Citizen6, Jakarta Siapa yang tidak mengenal Mohammad Hoesni Thamrin, yang akrab dipanggil Thamrin? Ia adalah pemikir sekaligus politikus yang berasal dari golongan superkaya, tetapi sangat kampungan.
Lahir di Weltevreden, Batavia, pada 16 Februari 1894, Thamrin berasal dari keluarga “gado-gado”. Thamrin lahir dari situasi hibrida masyarakat Betawi. Kakeknya, Tuan Ort, berkebangsaan Inggris, yang menikah dengan neneknya Thamrin, Noeraini, seorang perempuan pribumi.
Baca Juga
Baca Juga
Dalam acara Komunitas Betawi Kita (14/2/2016) yang diselenggarakan Komunitas Bambu di Depok, Zen Hae, sastrawan Betawi mengatakan, Thamrin menjadi orang Betawi pertama yang menempuh karier politik dengan cemerlang.
Advertisement
Kutipan Bob Hering pun menyebut Thamrin sebagai “satu-satunya orang Betawi modern yang berpendidikan, tumbuh sampai ke puncak dengan mengandalkan jalan di dewan perwakilan.”
Selain itu, JJ Rizal mengungkapkan, Thamrin memilih bergerak meninggalkan kenyamanan sebagai orang superkaya Batavia dan keturunan Eropa.

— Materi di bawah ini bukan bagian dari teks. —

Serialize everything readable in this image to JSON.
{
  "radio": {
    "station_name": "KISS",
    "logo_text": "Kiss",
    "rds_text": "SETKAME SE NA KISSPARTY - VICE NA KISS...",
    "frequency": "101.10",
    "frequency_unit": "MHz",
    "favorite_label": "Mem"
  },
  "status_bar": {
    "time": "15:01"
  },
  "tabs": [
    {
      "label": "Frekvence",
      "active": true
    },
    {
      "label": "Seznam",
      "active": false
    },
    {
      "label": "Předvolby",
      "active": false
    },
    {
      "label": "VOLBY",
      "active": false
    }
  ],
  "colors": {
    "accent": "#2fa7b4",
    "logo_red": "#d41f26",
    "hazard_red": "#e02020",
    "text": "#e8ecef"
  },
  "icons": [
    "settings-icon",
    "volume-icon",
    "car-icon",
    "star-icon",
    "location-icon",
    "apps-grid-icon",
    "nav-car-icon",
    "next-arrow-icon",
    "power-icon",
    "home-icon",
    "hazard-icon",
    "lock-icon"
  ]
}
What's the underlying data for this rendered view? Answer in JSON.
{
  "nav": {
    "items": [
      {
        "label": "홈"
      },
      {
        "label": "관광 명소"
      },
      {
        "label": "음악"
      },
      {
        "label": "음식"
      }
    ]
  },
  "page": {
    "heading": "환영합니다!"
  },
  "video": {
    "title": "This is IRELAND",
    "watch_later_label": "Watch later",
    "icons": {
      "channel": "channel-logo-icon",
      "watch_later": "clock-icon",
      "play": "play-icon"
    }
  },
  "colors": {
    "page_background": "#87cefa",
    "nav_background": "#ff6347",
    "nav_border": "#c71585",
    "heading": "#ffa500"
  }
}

Ia lebih memilih memperjuangkan kaum Betawi yang kampungnya telah dirusak.
“Kita inget Thamrin, inget pembelaannya yang serius terhadap kaum Betawi, malah belom ada yang nandingin keseriusannya dari soal tanah orang Betawi yang diserobot, nasib kampung yang dihinakan, sampai urusan minyak tanah,” kata JJ Rizal.
Thamrin, yang diharapkan menjadi “si hitam berkulit putih” justru keluar masuk kampung becek, mandi di Kali Ciliwung, bergaul bahkan tidur bersama kalangan jelata. Ia menekankan pentingnya perbaikan jalan-jalan kampung dan sanitasi di Batavia pada masa itu. Tak ayal, keberpihakan pada pribumi berujung lenyapnya kesempatan menjadi kalangan elite intelektual.
Marco Kusumawijaya, penasihat PBB untuk urusan perkotaan yang mencalonkan diri sebagai Gubernur DKI Jakarta mengatakan, Thamrin dan Abu Bakar termasuk orang pertama yang mengkritik soal pembebasan lahan di Menteng.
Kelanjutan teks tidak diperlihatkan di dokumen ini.